Tipton, however, expects President Barack Obama to “do whatever he wants,” but urged him to listen to Congress and keep the prisoners where they are.
Gardner also called on the White House not to close the military prison.
“The Guantanamo facility houses some of the world’s worst international terrorists, and it’s critical that we keep them there,” he said in a statement. “That this reckless and irresponsible idea is being considered at all by officials in the Obama administration shows a careless disregard for the safety and security of Coloradans.”
But as the Denver Post’s editorial board replied yesterday, that’s a bunch of fearmongering claptrap:
If that’s the case, then we’d better go home and bolt the doors, because the worst of the worst are mostly already here. Among them:
Ramzi Yousef and four other al-Qaeda operatives convicted in the 1993 World Trade Center bombing; Terry Nichols of the Oklahoma City bombing; Unabomber Ted Kaczynski; and Zacarias Moussaoui, convicted as part of the 9/11 conspiracy.
Also, Dzhokhar Tsarnaev, the Boston bomber; Richard Reid, the “Shoe Bomber”; Umar Abdulmutallab, the “Underwear Bomber; Eric Rudolph, the Olympic Park bomber; and Ahmed Ressam, an al-Qaeda operative convicted in the 2000 millennium plots.
Oh, and did we mention al-Qaeda operatives involved in the U.S. embassy bombings in Africa?
As host to the nation’s most secure federal prison, affectionately known as the “Alcatraz of the Rockies,” Colorado already has the nation’s biggest, and maybe the world’s biggest after Guantanamo itself, population of internationally-recognized high profile terrorists–including high profile members of Al Qaeda and a 9/11 conspirator. Back in 2009, when President Obama was first looking to close Guantanamo’s detention center, then-Gov. Bill Ritter was heavily criticized by local Republicans, including then-state Rep. Cory Gardner, for saying he would not oppose the transfer of Guantanamo Bay inmates to Colorado. Gardner infamously warned of a “pipeline of terror from Kabul to Colorado,” a preview of the kind of scare-tactic rhetoric he has frequently employed since then as he pursued higher office.

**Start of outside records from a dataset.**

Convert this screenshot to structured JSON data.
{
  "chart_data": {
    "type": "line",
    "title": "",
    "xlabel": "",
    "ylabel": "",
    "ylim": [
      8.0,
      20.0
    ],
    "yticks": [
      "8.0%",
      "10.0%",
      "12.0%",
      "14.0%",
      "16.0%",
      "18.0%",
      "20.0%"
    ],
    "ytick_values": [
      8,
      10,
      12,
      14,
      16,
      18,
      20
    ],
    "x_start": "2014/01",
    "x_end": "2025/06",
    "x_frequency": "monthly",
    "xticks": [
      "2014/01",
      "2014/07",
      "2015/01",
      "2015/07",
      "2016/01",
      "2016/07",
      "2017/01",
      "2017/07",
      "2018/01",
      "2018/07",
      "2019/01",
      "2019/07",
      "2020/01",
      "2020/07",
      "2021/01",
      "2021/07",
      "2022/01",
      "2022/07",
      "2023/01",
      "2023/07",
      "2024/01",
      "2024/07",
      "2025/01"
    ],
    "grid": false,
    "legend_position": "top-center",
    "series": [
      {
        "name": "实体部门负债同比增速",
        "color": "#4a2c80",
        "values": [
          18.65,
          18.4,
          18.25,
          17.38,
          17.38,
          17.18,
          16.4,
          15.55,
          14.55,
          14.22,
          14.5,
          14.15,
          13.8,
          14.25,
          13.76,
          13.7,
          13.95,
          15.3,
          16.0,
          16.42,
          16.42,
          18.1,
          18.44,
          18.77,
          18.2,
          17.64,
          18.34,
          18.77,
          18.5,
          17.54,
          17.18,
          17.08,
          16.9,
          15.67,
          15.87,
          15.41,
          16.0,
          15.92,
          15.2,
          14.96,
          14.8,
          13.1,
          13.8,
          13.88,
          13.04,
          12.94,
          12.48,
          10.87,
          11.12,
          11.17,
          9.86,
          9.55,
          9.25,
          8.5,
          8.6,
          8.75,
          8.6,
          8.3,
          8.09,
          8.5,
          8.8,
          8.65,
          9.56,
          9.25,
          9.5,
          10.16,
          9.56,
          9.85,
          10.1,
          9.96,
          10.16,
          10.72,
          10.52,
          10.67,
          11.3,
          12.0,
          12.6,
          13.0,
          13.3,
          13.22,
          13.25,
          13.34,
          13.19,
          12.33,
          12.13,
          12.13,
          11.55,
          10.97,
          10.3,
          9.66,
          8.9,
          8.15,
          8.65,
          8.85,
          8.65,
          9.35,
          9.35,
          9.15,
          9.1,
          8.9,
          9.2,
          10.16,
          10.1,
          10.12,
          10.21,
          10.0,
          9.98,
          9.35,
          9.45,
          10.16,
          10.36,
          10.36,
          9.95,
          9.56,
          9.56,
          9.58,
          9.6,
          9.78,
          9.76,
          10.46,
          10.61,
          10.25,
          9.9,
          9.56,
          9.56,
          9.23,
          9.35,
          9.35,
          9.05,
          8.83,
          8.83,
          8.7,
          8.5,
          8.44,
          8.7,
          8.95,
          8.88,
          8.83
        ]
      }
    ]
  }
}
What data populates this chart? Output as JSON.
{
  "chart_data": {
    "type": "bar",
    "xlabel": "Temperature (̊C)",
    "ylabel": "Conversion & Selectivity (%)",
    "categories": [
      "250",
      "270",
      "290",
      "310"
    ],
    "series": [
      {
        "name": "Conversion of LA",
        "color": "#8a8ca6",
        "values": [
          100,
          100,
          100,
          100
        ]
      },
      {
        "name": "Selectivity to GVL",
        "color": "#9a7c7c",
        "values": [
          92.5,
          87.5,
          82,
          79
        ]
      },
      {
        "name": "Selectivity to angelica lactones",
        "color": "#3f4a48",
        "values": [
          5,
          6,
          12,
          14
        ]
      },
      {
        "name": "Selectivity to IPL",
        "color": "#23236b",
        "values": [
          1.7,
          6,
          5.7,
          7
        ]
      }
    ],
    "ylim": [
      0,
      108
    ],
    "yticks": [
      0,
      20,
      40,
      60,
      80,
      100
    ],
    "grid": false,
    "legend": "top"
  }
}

The real problem, both in 2009 and today, is one that the Denver Post only indirectly references in their editorial:
We don’t think Florence is the best location, either, but not because terrorists don’t belong there. Convicted terrorists absolutely belong there, and are there. But the Guantanamo detainees are enemy combatants. They aren’t convicted [Pols emphasis] and, if they can’t be released to another country, they should be housed at a military prison on the mainland…
The biggest problem with the inmates at the Guantanamo Bay detention center is, of course, their extralegal status. Because most detainees at Gitmo have not been convicted of a crime, with many being cases that cannot be tried under American criminal law due to jurisidictional problems or circumstances of their legally questionable detention, transferring them to the United States could become highly problematic–especially for American politicians who have essentially argued for over a decade that Gitmo detainees have no legal rights.
Once you realize that the fear being blown up our collective kazoos by Sen. Cory Gardner and Rep. Scott Tipton has no rational basis, these much less savory motives become easy to see. It’s quite possible that there won’t be a solution to the Gitmo detainee question during Obama’s presidency, or even while Republicans remain in control of Congress.
But history is going to judge this someday, folks. And history won’t be kind to the fearmongers.